I'm wondering though, is there some other simple, but non-Archimedean group that you could embed $\omega_1$ into - specifically something simple which is the direct sum or product of $\Bbb R$'s and $\Bbb Z$'s, ordered lexicographically?

For instance, could you perhaps embed it into the direct sum $\Bbb R \times \Bbb R$, ordered lexicographically? Or could you perhaps embed it into $\Bbb R \times \Bbb Z$, ordered either left-to-right or right-to-left lexicographically?

I'm sure that it's possible to contrive a trivial example with uncountably many R's or Z's that handles the case, but I'm ideally interested in seeing what can be done with small finite direct sums of a few $\Bbb R$'s or $\Bbb Z$'s. It would be nice if some sort of non-Archimedean matchstick representation made it a bit easier for us to get our heads wrapped around uncountable ordinals.

  • $\begingroup$ $\mathbb{N}$ is not a group. And what does it mean for a group to be archimedean or not? $\endgroup$
    – Zhen Lin
    Mar 10 '14 at 10:05
  • $\begingroup$ Well, there's always the long line. en.wikipedia.org/wiki/Long_line_%28topology%29 $\endgroup$ Mar 10 '14 at 10:13
  • $\begingroup$ Zhen Lin: sorry, that was cruft from an earlier edit - changed it to R and Z. As for archimedean groups - en.wikipedia.org/wiki/Archimedean_group $\endgroup$ Mar 12 '14 at 23:40
  • $\begingroup$ Since $\omega_1$ is a well-ordering, the answer about $\Bbb N$ and about $\Bbb Z$ is the same answer. $\endgroup$
    – Asaf Karagila
    Mar 12 '14 at 23:48
  • $\begingroup$ Yeah, but N isn't a group, and I chose to make all N's Z's rather than change "archimedean group" to "archimedean monoid" and have to define the new term. It was cruft. $\endgroup$ Mar 13 '14 at 0:30

All you have to do is note that if $A$ and $B$ are two linearly ordered sets which satisfy the following property $(*)$, then their lexicographic product satisfies the same property as well:

$(*)$ Every interval has a countable cofinality (i.e. there is a sequence converging to the endpoint of the interval).
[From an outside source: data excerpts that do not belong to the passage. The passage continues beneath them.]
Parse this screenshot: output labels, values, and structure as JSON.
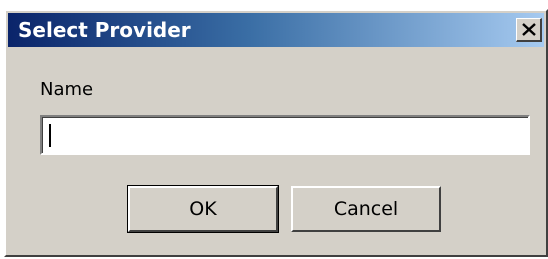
{
  "dialog": {
    "title": "Select Provider",
    "close_icon": "close-icon"
  },
  "form": {
    "name_label": "Name",
    "name_value": "",
    "name_placeholder": ""
  },
  "buttons": {
    "ok_label": "OK",
    "cancel_label": "Cancel"
  },
  "colors": {
    "titlebar_start": "#0a246a",
    "titlebar_end": "#a6caf0",
    "dialog_face": "#d4d0c8"
  }
}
Clearly $\Bbb R$ and $\Bbb N$ both satisfy that. So in order to find a linear order that doesn't we have to venture outside. For example $\Bbb R\times\omega_1$. But that feels a bit "trivialized", after all we're not looking for $\omega_1$ explicitly. But here's the problem, if we want $\omega_1$ to embed into the order, then we need to have an interval whose endpoint cannot be reached by a countable sequence. This means that there is an embedding of $\omega_1$ into that order to begin with. So in order to have $\omega_1$ embed into some lexicographic product of $\Bbb R$, we first have to have it embed into the other summand.
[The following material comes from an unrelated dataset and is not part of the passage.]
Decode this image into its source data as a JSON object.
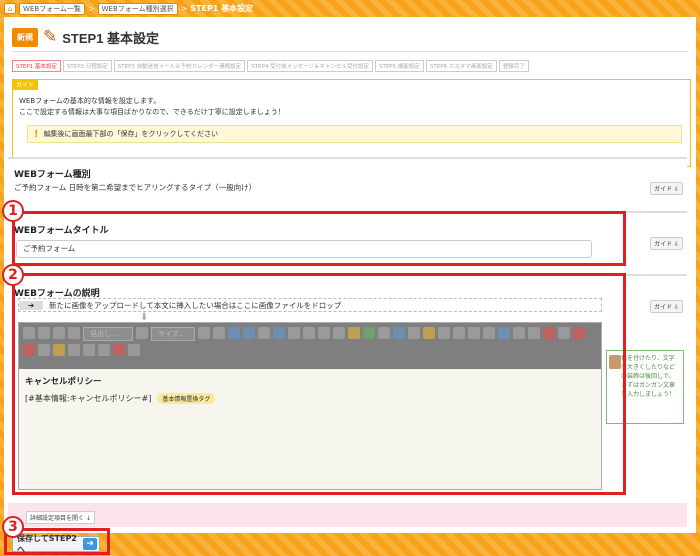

To see that $(*)$ for both $A$ and $B$ imply that $A\times B$ has $(*)$, note that given an interval $U$ in $A\times B$ then either there is some $a\in A$ and $(b_1,b_2)\subseteq B$ such that $\{a\}\times(b_1,b_2)$ is cofinal in $U$, in which case we can pick a cofinal sequence from $(b_1,b_2)$.

If there is no such point $a$, then there is an interval $(a_1,a_2)\subseteq A$ such that $(a_1,a_2)\times B$ is cofinal in $U$. In which case we can construct a cofinal sequence from $(a_1,a_2)$ to witness the cofinality of $U$.


You can't embed $\omega_1$ into the $\Bbb{R}^n$ or $\Bbb{N}^n$ (in the sense of topological embedding.) Because if $A$ is a subset of $\Bbb{R}^n$ then it has only countably many isolated point, but $\omega_1$ has $\aleph_1$ many isolated points. For the same reason, you cannot embed $\omega_1$ into $\Bbb{N}^n$, even you cannot embed it into $\Bbb{R}^\omega$ or $\Bbb{N}^\omega$ with product topology!

Addition. You cannot embed $\omega_1$ into $\Bbb R^2$ with lexicographical order. Since $\Bbb{R}^2$ with lexicographical order is metrizable. So if $\omega_1$ is embedded in $\Bbb{R}^2$ with lexicographical order, then $\omega_1$ is metrizable, which is not.